En tales circunstancias una aventura romántica, un flechazo o un affaire, estaban descartados de antemano, lo que dicho sea de paso constituía una tragedia casi tan grande como una colisión con un iceberg, pues muchos de los pasajeros habían ido hasta ahí en busca de un romance. 

El azar, sin embargo, quiso que aquella odisea no fuese completamente en vano. El azar es así, díscolo, imprevisible, caprichoso. Ella estuvo a punto de caerse al suelo en un movimiento brusco de la embarcación. Él, fuerte y dinámico, la sostuvo por la cintura. A veces las circunstancias adversas facilitan un preámbulo, proporcionan la excusa perfecta para iniciar una conversación, y el hielo no tiene que romperse porque ya se ha roto antes en mil pedazos. 

Como suele suceder en tales ocasiones, tras una hora de charla ambos tenían esa paradójica aunque agradable sensación de conocerse de toda la vida. Cenaron juntos y más tarde, con la discreción propia de estos casos, decidieron compartir camarote. La noche fue movida, y no sólo a causa de los vaivenes producidos por el temporal. 

La luz del amanecer, entrando a raudales por el ojo de buey, los encontró abrazados y aún dormidos, sonrientes, como si en sus respectivos sueños ambos hubieran tomado una determinación.

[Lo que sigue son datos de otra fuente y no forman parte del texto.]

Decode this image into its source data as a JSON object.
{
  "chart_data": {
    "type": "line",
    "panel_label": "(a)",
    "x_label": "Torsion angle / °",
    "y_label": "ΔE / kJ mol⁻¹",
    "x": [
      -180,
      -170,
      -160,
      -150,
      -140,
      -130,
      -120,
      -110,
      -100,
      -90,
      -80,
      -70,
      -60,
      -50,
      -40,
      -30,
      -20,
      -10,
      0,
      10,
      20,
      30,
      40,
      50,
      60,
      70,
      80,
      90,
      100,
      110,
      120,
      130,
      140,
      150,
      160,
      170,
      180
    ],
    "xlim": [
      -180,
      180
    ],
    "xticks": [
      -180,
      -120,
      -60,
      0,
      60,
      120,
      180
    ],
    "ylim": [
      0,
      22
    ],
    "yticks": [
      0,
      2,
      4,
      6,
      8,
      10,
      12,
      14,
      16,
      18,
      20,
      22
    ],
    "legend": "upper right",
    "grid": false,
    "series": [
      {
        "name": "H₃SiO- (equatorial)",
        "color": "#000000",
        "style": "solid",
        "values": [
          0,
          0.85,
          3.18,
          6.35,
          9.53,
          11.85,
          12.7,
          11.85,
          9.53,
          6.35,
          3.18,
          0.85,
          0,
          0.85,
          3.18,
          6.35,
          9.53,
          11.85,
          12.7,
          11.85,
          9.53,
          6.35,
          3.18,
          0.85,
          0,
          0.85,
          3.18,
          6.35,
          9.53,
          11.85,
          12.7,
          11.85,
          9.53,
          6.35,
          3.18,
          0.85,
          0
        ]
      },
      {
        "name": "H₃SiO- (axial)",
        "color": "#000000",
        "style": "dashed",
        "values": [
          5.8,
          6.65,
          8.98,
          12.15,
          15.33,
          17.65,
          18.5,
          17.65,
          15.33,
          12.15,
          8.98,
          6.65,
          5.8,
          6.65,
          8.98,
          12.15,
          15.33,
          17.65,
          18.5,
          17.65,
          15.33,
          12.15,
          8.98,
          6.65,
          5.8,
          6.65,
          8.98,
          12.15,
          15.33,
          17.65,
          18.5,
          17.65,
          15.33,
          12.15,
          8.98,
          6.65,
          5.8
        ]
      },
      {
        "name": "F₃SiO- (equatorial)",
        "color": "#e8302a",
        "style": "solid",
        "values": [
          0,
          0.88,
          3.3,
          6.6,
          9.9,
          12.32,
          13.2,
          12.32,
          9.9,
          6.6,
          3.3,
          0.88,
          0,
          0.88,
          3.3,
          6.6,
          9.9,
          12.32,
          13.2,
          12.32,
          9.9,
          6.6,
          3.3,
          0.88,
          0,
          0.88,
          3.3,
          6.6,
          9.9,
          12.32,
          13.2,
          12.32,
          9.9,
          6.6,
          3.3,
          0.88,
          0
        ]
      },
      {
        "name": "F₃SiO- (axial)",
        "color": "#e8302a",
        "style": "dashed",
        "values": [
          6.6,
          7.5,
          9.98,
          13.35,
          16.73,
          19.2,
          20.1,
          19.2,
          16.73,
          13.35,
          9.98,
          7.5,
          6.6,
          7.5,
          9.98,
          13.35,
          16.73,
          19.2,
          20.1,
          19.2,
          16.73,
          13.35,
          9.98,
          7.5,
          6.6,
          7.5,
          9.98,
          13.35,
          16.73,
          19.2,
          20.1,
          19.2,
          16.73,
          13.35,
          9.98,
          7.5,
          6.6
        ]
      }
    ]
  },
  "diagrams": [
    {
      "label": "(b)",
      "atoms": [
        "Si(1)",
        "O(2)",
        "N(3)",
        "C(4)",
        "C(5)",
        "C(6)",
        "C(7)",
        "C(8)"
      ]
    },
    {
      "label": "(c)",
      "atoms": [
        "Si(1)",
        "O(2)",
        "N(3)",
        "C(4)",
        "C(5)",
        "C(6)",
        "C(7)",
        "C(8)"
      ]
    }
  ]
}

Ella no le contaría que su  marido la maltrataba, que antes de la ruptura acaecida diez años atrás le dio tal paliza que tuvieron que practicarle la cirugía plástica. Él nunca le revelaría que pegaba a su mujer, que  los hermanos de ella juraron matarle si algún día daban con su paradero, y él tuvo que acudir a un buen cirujano plástico para cambiar de identidad y salvar la vida, hacía de eso ya diez años. ¿Habíamos dicho algo del azar?